Com aulas gratuitas e coletivas, para pessoas de todas as idades e condições de saúde, o local passou a ser ocupado, ao amanhecer, por coreografias lentas, respirações profundas e uma sensação de acolhimento que ele ajudou a moldar e que se tornou uma das marcas culturais da cidade.

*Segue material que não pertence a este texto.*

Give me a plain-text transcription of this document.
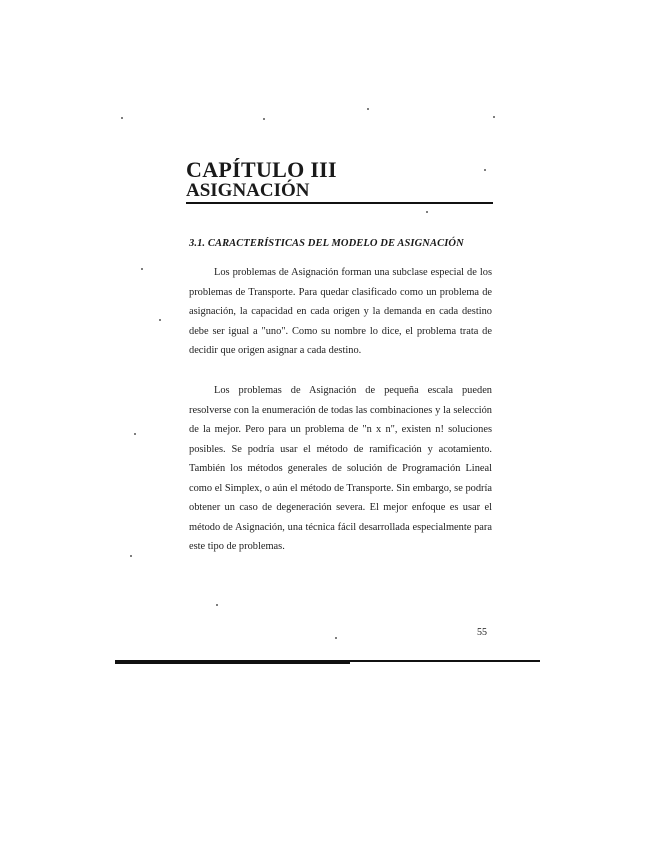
CAPÍTULO III
ASIGNACIÓN
3.1. CARACTERÍSTICAS DEL MODELO DE ASIGNACIÓN

Los problemas de Asignación forman una subclase especial de los problemas de Transporte. Para quedar clasificado como un problema de asignación, la capacidad en cada origen y la demanda en cada destino debe ser igual a "uno". Como su nombre lo dice, el problema trata de decidir que origen asignar a cada destino.

Los problemas de Asignación de pequeña escala pueden resolverse con la enumeración de todas las combinaciones y la selección de la mejor. Pero para un problema de "n x n", existen n! soluciones posibles. Se podría usar el método de ramificación y acotamiento. También los métodos generales de solución de Programación Lineal como el Simplex, o aún el método de Transporte. Sin embargo, se podría obtener un caso de degeneración severa. El mejor enfoque es usar el método de Asignación, una técnica fácil desarrollada especialmente para este tipo de problemas.

55
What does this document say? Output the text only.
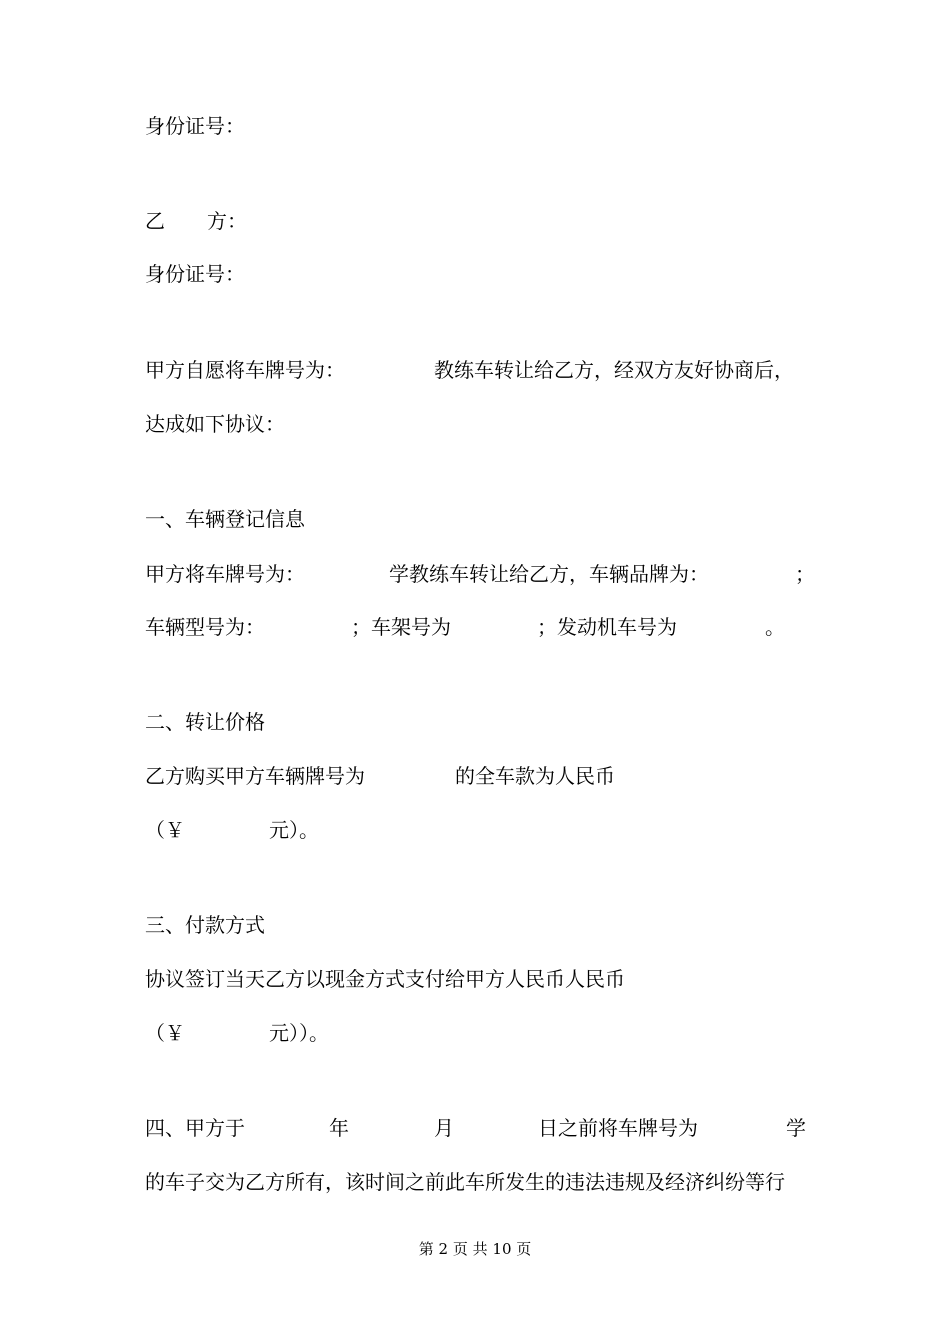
身份证号：
乙 方：
身份证号：
甲方自愿将车牌号为：	教练车转让给乙方，经双方友好协商后，
达成如下协议：
一、车辆登记信息
甲方将车牌号为：	学教练车转让给乙方，车辆品牌为：	；
车辆型号为：	；车架号为	；发动机车号为	。
二、转让价格
乙方购买甲方车辆牌号为	的全车款为人民币
（￥	元）。
三、付款方式
协议签订当天乙方以现金方式支付给甲方人民币人民币
（￥	元））。
四、甲方于	年	月	日之前将车牌号为	学
的车子交为乙方所有，该时间之前此车所发生的违法违规及经济纠纷等行
第 2 页 共 10 页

Segundo Antonio Prates Amorim, presidente da ABT, o caminho da prática chinesa continuará belo e aberto para todos que buscam uma existência com fraternidade, saúde e paz. "O exemplo de dedicação e generosidade por todos esses 51 anos em que o Mestre Woo nos transmitiu seu profundo conhecimento do taoismo e da prática do being tao tai chi, sempre acolhendo a todos que tiveram o privilégio de com ele conviver, não se perderá. Em Brasília, em diversas partes do Brasil e até em outros países, seus discípulos darão continuidade ao seu trabalho."
Homenagem
Em 2003, a contribuição do pioneiro à capital foi reconhecida com o título de Cidadão Honorário de Brasília, honraria concedida pela CLDF. No ano passado, em entrevista ao Correio, Mestre Woo disse que se sentia mais brasileiro do que oriental. "Brasileiro é muito de paz, é pacífico. Há muita fraternidade aqui. Nisso, me identifico. Não é por qualquer coisa que se levanta e briga, não. Brasileiro senta, conversa — e isso é muito importante", explicou.
Além do tai chi, Mestre Woo ensinou línguas orientais e medicina tradicional chinesa, ajudando a divulgar conceitos energéticos e terapias integrativas no Distrito Federal, em uma época em que pouco se falava sobre elas no Brasil. Atuou também como arquiteto e desenhista, deixando obras e projetos que refletem sua estética e espiritualidade.
Mesmo com idade avançada, manteve a rotina de práticas coletivas e ensinamentos filosóficos. Ele dizia que a vida é movimento, e que o corpo parado expressa a mente parada. Cultivava o silêncio como ferramenta pedagógica, a respiração como forma de cura, e a convivência como caminho para transformar comportamentos e relações sociais.
Mestre Woo deixa discípulos, instrutores formados, inúmeros praticantes e uma comunidade que continuará dando vida às suas práticas, ensinamentos e ideais.
A família disse que está organizando o funeral e informará os detalhes em breve.